<- Back

posh.wiki / blog

For those who might not know, LetterBoxed is a game owned by the New York Times in which 12 pseudorandom letters appear in a square shape, 3 on each side. The goal of the game is to touch each letter at least once by forming as few words as possible by drawing an uninterrupted line (e.g., if your first word ends with "N", your second word must also begin with "N"). You cannot touch the same letter side of the square twice in a row. The game seems to present 4 as a good number of words to complete the game. It seems to be a matter of using the fewest words possible, but beyond that, I decided to define my success criteria as being able to find the lowest number of words required to solve a given problem, and then within that, the shortest possible solution in terms of number of characters.

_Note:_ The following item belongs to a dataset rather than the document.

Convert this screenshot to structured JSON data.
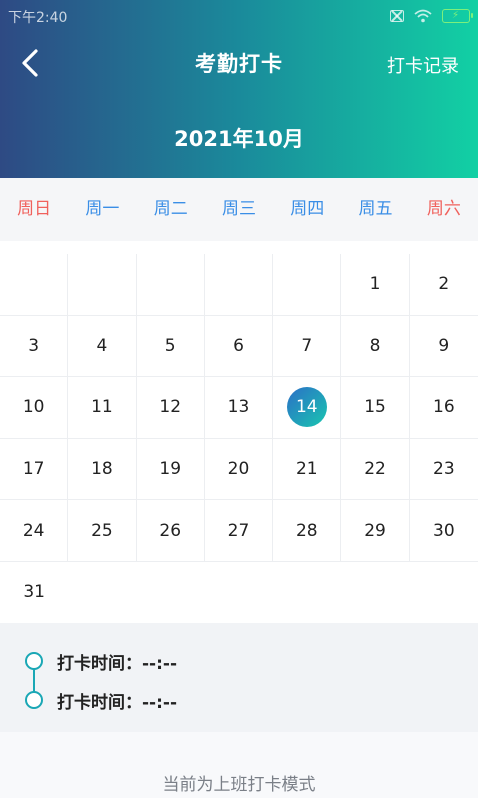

I decided to write the solver in C using vim, because I'm an insane masochist. I've never really used C before, but that's fine, because I have this thing called the sheer fucking audacity, which gives me the power to fail spectacularly at whatever I set my mind to until I either happen upon a half-working solution or manage to brick my system.

The first thing I needed in order to solve my problem was a list of valid words. I couldn't find any solid answer for the word list used, so I decided to use dwyl/english-words@20f5cc9's words.txt file. There's actually a lot of efficiency to be gained by refining this input before even compile time: I used grep to remove any words that were not comprised of the 52 uppercase and lowercase Latin alphabet characters, as well as anything shorter than 4 characters, because they're not valid answers. This left me with 411,336 of the 466,550 entries. I then used awk to transform them all to lowercase, to save from doing so at runtime.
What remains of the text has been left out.